How Israel’s Iranian Kurdish plan against Iran collapsed
Three months after the war with Iran began, a fuller account shows the northern front Israel hoped to open through Iranian Kurdish groups was undone within a week, defeated less by Iranian firepower than by the disarray and overstated strength of those groups, the exposure of the Iraqi Kurdish parties, and a direct threat from Tehran.
When the US war with Iran began on February 28, one of the first pressure points considered against Tehran was a Kurdish uprising launched from Iraqi Kurdistan, intended to feed the wider effort to bring down the Islamic Republic. Iranian Kurdish opposition groups would cross the border, present themselves as the vanguard of a national revolt, and try to ignite a regional rising that leads to a broader uprising inside Iran. The idea sat within the US-Israeli campaign, but the Kurdish front specifically was largely an Israeli design. It did not survive the first week of the war.
The sequence: Word of potential Kurdish involvement spread within days. On March 2, Axios reported that Trump had spoken directly with Masoud Barzani and Bafel Talabani, a signal that Washington was engaging the KDP and PUK precisely as the Kurdistan Region risked being drawn in.
Iran moved to shut the door. Around March 3, Tehran warned the Iraqi Kurdish leadership directly: if Iranian Kurdish groups attacked Iran from the Kurdistan Region, Iran would not stop at those groups. It would hold the KDP and PUK leadership personally responsible.
That warning changed everything for the two parties. A plan that had been someone else’s now threatened their own survival. Rather than confront Washington in the open, the KDP and PUK turned to Ankara. A senior Barzani figure and Qubad Talabani from the PUK reached out to Hakan Fidan, urging Turkey to press the United States to drop the front.
Turkey needed little convincing. Fidan and Erdogan pushed Washington to abandon the plan, with Fidan reportedly making the case directly to Marco Rubio on March 7. Trump backed down. Because the Kurdish front was an Israeli initiative rather than a core American objective, little in Washington was prepared to fight for it.
The Iranian Kurds – willing but unable: The deeper reason the front never opened lay with the Iranian Kurdish groups. They were on board, but divided, distrustful, and badly under-resourced, and the confidence Israel placed in them rested in part on claims they had inflated themselves.

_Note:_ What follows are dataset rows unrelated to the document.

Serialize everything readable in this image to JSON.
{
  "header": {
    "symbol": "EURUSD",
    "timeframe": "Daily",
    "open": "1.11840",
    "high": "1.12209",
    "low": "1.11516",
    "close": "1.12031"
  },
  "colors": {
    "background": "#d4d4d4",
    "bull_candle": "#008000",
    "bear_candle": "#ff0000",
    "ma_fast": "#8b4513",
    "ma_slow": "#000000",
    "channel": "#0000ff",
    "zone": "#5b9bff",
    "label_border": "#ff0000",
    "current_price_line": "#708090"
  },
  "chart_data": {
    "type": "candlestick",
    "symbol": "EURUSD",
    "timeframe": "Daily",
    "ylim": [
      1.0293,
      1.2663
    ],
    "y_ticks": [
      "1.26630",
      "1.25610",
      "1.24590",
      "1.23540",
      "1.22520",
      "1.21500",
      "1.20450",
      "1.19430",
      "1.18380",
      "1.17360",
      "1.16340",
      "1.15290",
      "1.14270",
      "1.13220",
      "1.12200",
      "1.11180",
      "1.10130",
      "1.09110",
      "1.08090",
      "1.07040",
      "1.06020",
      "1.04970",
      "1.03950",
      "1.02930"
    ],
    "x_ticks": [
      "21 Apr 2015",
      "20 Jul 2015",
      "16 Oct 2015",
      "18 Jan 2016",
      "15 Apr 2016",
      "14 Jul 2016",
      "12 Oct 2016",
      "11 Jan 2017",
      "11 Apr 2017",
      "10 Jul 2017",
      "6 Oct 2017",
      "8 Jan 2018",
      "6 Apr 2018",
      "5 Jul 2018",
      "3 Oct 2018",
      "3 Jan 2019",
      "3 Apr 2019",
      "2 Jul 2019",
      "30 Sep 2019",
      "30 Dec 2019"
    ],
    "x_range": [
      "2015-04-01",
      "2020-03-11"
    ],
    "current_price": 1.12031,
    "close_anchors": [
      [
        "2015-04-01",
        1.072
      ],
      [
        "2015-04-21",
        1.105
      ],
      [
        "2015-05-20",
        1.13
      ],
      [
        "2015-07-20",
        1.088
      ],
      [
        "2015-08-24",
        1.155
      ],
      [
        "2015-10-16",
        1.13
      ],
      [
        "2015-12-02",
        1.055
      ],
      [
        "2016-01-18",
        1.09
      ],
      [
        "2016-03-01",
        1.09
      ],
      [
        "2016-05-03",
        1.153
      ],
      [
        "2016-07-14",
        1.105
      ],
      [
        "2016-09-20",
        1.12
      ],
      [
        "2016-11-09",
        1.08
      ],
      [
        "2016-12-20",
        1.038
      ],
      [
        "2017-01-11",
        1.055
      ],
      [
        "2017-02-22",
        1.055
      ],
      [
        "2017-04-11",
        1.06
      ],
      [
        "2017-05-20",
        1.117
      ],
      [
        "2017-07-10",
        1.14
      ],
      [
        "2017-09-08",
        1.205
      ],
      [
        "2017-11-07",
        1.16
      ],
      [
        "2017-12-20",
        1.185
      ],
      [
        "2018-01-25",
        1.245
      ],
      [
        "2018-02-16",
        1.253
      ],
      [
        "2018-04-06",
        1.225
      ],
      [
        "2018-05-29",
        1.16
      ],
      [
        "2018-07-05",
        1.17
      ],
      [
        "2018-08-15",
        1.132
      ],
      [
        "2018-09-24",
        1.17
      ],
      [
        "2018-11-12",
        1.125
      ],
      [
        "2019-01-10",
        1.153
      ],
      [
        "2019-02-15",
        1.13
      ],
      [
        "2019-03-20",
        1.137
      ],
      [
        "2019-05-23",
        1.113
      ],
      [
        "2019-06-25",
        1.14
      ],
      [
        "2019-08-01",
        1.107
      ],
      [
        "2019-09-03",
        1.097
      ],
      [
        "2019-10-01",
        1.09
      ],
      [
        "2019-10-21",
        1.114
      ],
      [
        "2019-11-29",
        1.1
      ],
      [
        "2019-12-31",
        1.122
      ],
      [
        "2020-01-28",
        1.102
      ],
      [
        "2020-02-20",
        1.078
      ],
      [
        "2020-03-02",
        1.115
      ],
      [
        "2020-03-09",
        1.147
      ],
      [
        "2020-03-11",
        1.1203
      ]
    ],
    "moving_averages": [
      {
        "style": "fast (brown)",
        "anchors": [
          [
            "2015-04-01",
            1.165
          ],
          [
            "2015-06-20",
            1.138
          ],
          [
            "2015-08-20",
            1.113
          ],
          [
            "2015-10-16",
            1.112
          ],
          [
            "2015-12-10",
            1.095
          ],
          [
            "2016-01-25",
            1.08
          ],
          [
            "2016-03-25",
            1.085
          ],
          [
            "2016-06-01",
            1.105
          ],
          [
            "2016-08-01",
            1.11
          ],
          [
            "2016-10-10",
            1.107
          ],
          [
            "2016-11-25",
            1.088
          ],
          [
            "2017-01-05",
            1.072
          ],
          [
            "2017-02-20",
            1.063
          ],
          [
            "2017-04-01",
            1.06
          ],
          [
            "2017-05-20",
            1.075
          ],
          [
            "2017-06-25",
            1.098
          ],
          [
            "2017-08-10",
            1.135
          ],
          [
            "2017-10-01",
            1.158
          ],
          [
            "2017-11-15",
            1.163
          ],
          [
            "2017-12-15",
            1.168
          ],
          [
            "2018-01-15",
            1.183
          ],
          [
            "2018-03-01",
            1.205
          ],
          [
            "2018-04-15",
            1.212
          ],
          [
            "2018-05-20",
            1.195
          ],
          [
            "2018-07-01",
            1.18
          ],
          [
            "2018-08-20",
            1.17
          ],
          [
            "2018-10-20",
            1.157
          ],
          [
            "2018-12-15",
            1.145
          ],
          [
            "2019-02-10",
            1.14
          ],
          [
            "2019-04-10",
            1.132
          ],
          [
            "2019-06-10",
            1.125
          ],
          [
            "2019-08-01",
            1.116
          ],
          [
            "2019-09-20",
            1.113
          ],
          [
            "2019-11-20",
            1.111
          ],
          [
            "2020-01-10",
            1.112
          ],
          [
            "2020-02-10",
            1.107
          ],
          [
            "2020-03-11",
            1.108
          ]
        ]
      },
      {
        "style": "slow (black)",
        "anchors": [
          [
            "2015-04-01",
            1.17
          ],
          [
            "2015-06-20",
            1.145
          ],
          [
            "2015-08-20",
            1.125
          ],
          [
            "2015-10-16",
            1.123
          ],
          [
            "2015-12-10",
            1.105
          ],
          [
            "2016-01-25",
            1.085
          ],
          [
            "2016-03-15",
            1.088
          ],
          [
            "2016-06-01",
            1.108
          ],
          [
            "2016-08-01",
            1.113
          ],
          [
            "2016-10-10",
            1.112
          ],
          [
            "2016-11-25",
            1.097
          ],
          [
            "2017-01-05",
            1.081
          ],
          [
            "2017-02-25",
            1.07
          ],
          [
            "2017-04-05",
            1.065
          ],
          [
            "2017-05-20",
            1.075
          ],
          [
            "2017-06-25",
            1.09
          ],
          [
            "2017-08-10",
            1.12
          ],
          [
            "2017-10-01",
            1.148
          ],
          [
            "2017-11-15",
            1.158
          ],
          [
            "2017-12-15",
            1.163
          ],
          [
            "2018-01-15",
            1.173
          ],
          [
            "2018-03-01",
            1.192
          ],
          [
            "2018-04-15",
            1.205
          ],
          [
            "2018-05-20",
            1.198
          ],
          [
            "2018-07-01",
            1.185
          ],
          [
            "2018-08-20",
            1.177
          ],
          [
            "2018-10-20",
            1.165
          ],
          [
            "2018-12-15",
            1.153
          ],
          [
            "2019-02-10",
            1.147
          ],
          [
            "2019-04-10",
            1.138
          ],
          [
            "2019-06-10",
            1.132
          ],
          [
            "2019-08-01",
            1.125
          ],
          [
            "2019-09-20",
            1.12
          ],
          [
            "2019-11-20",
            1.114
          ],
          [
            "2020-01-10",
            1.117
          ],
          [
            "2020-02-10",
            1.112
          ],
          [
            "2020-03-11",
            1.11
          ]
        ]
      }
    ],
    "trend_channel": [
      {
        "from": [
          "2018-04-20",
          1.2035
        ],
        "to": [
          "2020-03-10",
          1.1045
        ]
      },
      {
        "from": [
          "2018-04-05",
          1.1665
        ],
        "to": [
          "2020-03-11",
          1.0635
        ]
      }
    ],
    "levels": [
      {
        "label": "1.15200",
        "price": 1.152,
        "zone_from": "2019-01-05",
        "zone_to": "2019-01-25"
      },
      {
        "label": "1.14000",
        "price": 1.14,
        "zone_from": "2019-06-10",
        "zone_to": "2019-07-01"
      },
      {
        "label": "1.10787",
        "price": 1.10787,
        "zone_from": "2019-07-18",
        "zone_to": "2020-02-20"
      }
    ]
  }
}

Their combined strength was under 2,500 fighters, far too few to hold ground or sustain a campaign against the Iranian state. Their aim was never a conventional assault but instigation: to cross over, pose as the vanguard of revolt, and inspire an uprising from within. The KDPI, Komala and others opened online recruitment channels, each claiming thousands of applications from inside Iran, figures that are difficult to verify and that served as much to project momentum as to measure it.
The coalition behind the plan was thinner than it appeared. The alliance of Iranian Kurdish parties had been announced barely eight days before the war began, and proved more cosmetic than real. According to an insider source in direct contact with one faction, Reza Kaabi, leader of one Komala faction, accused PJAK of quietly moving its own fighters into Iran without consulting the others. The episode exposed how little the partners trusted one another at the moment coordination mattered most.
Their operational security was no better. Preparations were conducted in the open: the groups bought up pickup trucks in bulk, conspicuously enough that a CNN reporter in Erbil noticed and filed on it. Weapons were sourced through the black market, often via networks tied to Hashd al-Shaabi, the pro-Iran militias operating across Iraq, which meant the groups were arming themselves through channels linked to the very state they were preparing to attack.
The clearest case of overselling was PAK, the Kurdistan Freedom Party led by Hussein Yazdanpanah and one of the main conduits to Israel. PAK is believed to field no more than 200 to 300 fighters, yet it appears to have hugely inflated its strength to maximise the financial support it could draw from the US and Israel, and that salesmanship helped convince Israel the groups were worth backing. The marketing was not subtle. During the 12-day war in June 2025, Yazdanpanah openly appealed for Israeli help on Israel’s i24NEWS and offered his fighters as boots on the ground. That public alignment told Iran exactly what to expect, and Tehran had prepared accordingly for the groups’ involvement should the war resume.
A front that required unity, surprise and a popular uprising thus rested on groups that had none of the first, had surrendered the second through their own exposure, and could only hope for the third.